El ciervo dio media vuelta y comenzó a alejarse.

—¿Lo ves? —dijo Santiago.

Miriam no le hizo caso. Lentamente, echó a andar tras el ciervo.

—¡Miriam, no es momento para jugar!

El ciervo se detuvo un poco más allá y se volvió para mirarlos… como si quisiera asegurarse de que lo seguían, pensó Miriam con un estremecimiento. De manera que fue en pos del animal, sin escuchar a Santiago, que avanzaba tras ella refunfuñando.

Al cabo de un rato, el ciervo se detuvo de nuevo y volvió la cabeza hacia un lado, como señalándoles algo. Miriam miró, y vio la figura del Caballero del León Dorado vagando a caballo entre los árboles.
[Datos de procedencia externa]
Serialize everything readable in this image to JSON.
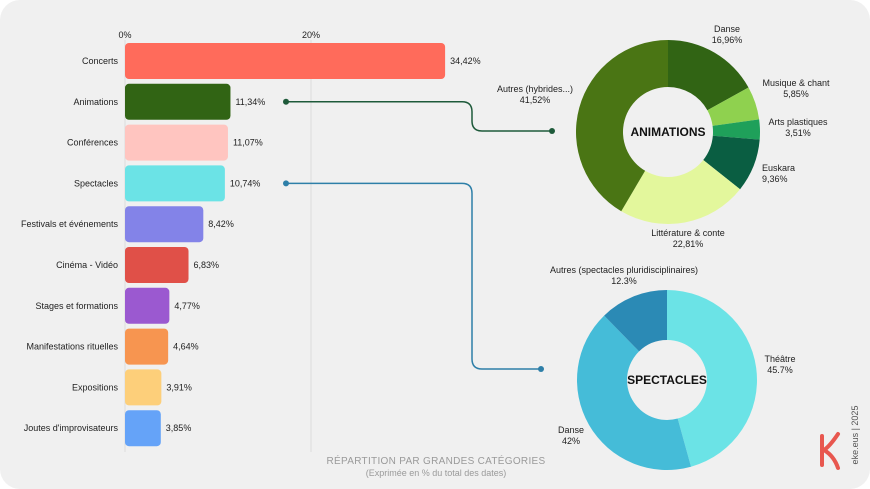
{
  "colors": {
    "background": "#f0f0f0",
    "brand_accent": "#e8574f",
    "animations_connector": "#1e5a3a",
    "spectacles_connector": "#2e7fa8"
  },
  "chart_data": [
    {
      "type": "bar",
      "orientation": "horizontal",
      "title": "RÉPARTITION PAR GRANDES CATÉGORIES",
      "subtitle": "(Exprimée en % du total des dates)",
      "xlim": [
        0,
        100
      ],
      "ticks": [
        {
          "value": 0,
          "label": "0%"
        },
        {
          "value": 20,
          "label": "20%"
        }
      ],
      "categories": [
        {
          "name": "Concerts",
          "value": 34.42,
          "label": "34,42%",
          "color": "#ff6b5b"
        },
        {
          "name": "Animations",
          "value": 11.34,
          "label": "11,34%",
          "color": "#316414"
        },
        {
          "name": "Conférences",
          "value": 11.07,
          "label": "11,07%",
          "color": "#ffc5c0"
        },
        {
          "name": "Spectacles",
          "value": 10.74,
          "label": "10,74%",
          "color": "#6be3e6"
        },
        {
          "name": "Festivals et événements",
          "value": 8.42,
          "label": "8,42%",
          "color": "#8383e8"
        },
        {
          "name": "Cinéma - Vidéo",
          "value": 6.83,
          "label": "6,83%",
          "color": "#e05048"
        },
        {
          "name": "Stages et formations",
          "value": 4.77,
          "label": "4,77%",
          "color": "#9b59d0"
        },
        {
          "name": "Manifestations rituelles",
          "value": 4.64,
          "label": "4,64%",
          "color": "#f79550"
        },
        {
          "name": "Expositions",
          "value": 3.91,
          "label": "3,91%",
          "color": "#fdcf7a"
        },
        {
          "name": "Joutes d'improvisateurs",
          "value": 3.85,
          "label": "3,85%",
          "color": "#65a3f8"
        }
      ]
    },
    {
      "type": "pie",
      "style": "donut",
      "title": "ANIMATIONS",
      "slices": [
        {
          "name": "Danse",
          "value": 16.96,
          "label": "16,96%",
          "color": "#316414"
        },
        {
          "name": "Musique & chant",
          "value": 5.85,
          "label": "5,85%",
          "color": "#8fd14f"
        },
        {
          "name": "Arts plastiques",
          "value": 3.51,
          "label": "3,51%",
          "color": "#1fa05a"
        },
        {
          "name": "Euskara",
          "value": 9.36,
          "label": "9,36%",
          "color": "#0a5e42"
        },
        {
          "name": "Littérature & conte",
          "value": 22.81,
          "label": "22,81%",
          "color": "#e3f79c"
        },
        {
          "name": "Autres (hybrides...)",
          "value": 41.52,
          "label": "41,52%",
          "color": "#4a7514"
        }
      ]
    },
    {
      "type": "pie",
      "style": "donut",
      "title": "SPECTACLES",
      "slices": [
        {
          "name": "Théâtre",
          "value": 45.7,
          "label": "45.7%",
          "color": "#6be3e6"
        },
        {
          "name": "Danse",
          "value": 42,
          "label": "42%",
          "color": "#45bcd8"
        },
        {
          "name": "Autres (spectacles pluridisciplinaires)",
          "value": 12.3,
          "label": "12.3%",
          "color": "#2b8ab5"
        }
      ]
    }
  ],
  "brand": {
    "text": "eke.eus | 2025",
    "logo_letter": "K"
  }
}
—Gracias —susurró la chica, colocando la mano sobre la cabeza del ciervo.

—Es muy manso —comentó Santiago, sorprendido.

Alargó la mano para acariciarlo, pero el ciervo retrocedió, asustado, y se alejó hacia lo más profundo del bosque.

—¿Qué demonios…? —empezó Santiago; entonces vio a lo lejos al Caballero del León Dorado, y miró a Miriam con cierto temor—. ¿Cómo lo has hecho?

—Yo no he hecho nada —replicó ella—. Y baja la voz: puede oírte.

Los dos se acercaron en silencio y se asomaron tras unos matorrales, con precaución.

El misterioso caballero parecía realmente desconcertado. No había bajado del caballo todavía, pero avanzaba al paso por el bosque, como si no estuviera seguro de dónde se encontraba. De pronto volvió la cabeza hacia el lugar donde se ocultaban los dos jóvenes, y Miriam no pudo reprimir una exclamación. El caballero reparó en ellos e hizo avanzar su caballo unos pasos. Santiago se colocó ante su compañera, en ademán protector.

Entonces, el Caballero del León Dorado negó con la cabeza y alzó la mano, como si se estuviera despidiendo.

Y cayó estrepitosamente del caballo, que relinchó, asustado, y se alejó de él.

Miriam y Santiago corrieron hacia el caballero, al ver que no se movía.

—Ayúdame a quitarle el yelmo —dijo Miriam—. Tenemos que ver si sigue vivo.

Santiago tiró del yelmo, pero fue necesaria la colaboración de los dos para poder separarlo del resto de la armadura.

—Ya está —dijo Miriam, satisfecha—. Ahora…

Pero calló, horrorizada. También Santiago se había quedado sin habla.

No había ningún caballero. La armadura no era más que una cáscara vacía.